Los homicidios cuyas características indican que han sido cometidos por asesinos a sueldo, se incrementan a ritmo literalmente exponencial.
Ello significa que tenemos un problema grave entre manos: el sicariato.
Podría detenerme en la lamentable circunstancia de que exista alguien capaz de matar por dinero y de que exista otro dispuesto a pagar para que arrebaten una vida humana.
Sin embargo, más que aquel dispuesto a matar por dinero o aquel capaz de encargar la muerte de otro, me preocupa lo que pasa con las personas que no son capaces de matar por dinero ni de encargar muerte alguna.
Me preocupa la reacción que como sociedad estamos teniendo frente a ese fenómeno.
Me preocupa que no nos repugne lo suficiente.
Me inquieta y a veces me entristece la indiferencia con que asumimos el hecho de que alguien fue asesinado. Y mi inquietud y tristeza se tornan en irritación y enfado cuando escucho que, frente a lo que parece una muerte por encargo, casi se justifica el homicidio, con aquello de «algo hizo».
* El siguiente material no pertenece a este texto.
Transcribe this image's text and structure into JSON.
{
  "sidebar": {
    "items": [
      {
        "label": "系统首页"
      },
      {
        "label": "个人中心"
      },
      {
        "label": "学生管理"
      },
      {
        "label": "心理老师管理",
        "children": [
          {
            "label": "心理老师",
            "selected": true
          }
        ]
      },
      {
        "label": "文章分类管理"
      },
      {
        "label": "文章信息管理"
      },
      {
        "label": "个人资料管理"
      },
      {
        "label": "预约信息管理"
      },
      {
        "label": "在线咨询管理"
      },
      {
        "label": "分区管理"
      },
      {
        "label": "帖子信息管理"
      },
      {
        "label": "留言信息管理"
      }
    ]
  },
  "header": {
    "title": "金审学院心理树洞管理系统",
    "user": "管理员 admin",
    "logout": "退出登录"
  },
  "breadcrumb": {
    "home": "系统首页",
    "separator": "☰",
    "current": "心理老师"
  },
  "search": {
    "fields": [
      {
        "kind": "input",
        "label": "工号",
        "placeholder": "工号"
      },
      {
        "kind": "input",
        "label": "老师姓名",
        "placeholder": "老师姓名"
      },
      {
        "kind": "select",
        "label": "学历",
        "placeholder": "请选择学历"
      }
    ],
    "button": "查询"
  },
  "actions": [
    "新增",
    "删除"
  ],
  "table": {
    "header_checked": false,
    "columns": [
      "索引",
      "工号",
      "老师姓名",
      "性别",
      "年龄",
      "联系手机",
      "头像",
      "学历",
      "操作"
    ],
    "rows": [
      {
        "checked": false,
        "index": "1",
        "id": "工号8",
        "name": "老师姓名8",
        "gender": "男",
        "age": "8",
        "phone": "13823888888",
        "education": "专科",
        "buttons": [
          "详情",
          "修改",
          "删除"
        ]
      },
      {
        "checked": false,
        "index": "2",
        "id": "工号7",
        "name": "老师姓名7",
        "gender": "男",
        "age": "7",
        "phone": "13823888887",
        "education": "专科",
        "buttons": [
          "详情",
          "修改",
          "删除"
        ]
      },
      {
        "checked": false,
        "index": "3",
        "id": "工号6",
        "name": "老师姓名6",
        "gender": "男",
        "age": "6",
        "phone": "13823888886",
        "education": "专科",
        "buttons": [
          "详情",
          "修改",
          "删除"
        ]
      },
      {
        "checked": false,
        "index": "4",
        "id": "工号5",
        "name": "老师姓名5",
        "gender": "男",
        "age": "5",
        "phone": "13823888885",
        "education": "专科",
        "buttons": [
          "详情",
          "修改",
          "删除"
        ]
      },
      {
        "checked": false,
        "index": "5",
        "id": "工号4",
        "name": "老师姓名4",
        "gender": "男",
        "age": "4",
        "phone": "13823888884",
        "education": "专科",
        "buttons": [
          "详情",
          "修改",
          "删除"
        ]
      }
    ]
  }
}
Sí, es posible que «algo haya hecho». Es posible que haya birlado a un cómplice. Es posible que no haya pagado la droga. Es posible que él mismo haya arrebatado otra vida humana. Pero también es posible que haya enfadado a un vecino por cualquier asunto doméstico. Es posible que no haya querido casarse con su novia o novio de años. Es posible que haya heredado lo que otro cree que le pertenece.
En palabras sencillas, no todo el que ha caído bajo una bala pagada merecía su destino.
Es cierto que siempre habrá quien mate por dinero. Y que siempre habrá quien pague para que maten. Pero aquellos que somos incapaces de matar por dinero o pagar para que maten, no podemos justificar, ni tolerar, bajo ninguna circunstancia este hecho aborrecible. Esa justificación y tolerancia, que con sorpresa estoy observando en gente de bien, alimenta el fenómeno.
En definitiva, no basta con que seamos incapaces de hacerlo. Debe repugnarnos. Debe irritarnos. Debe resultarnos inaceptable.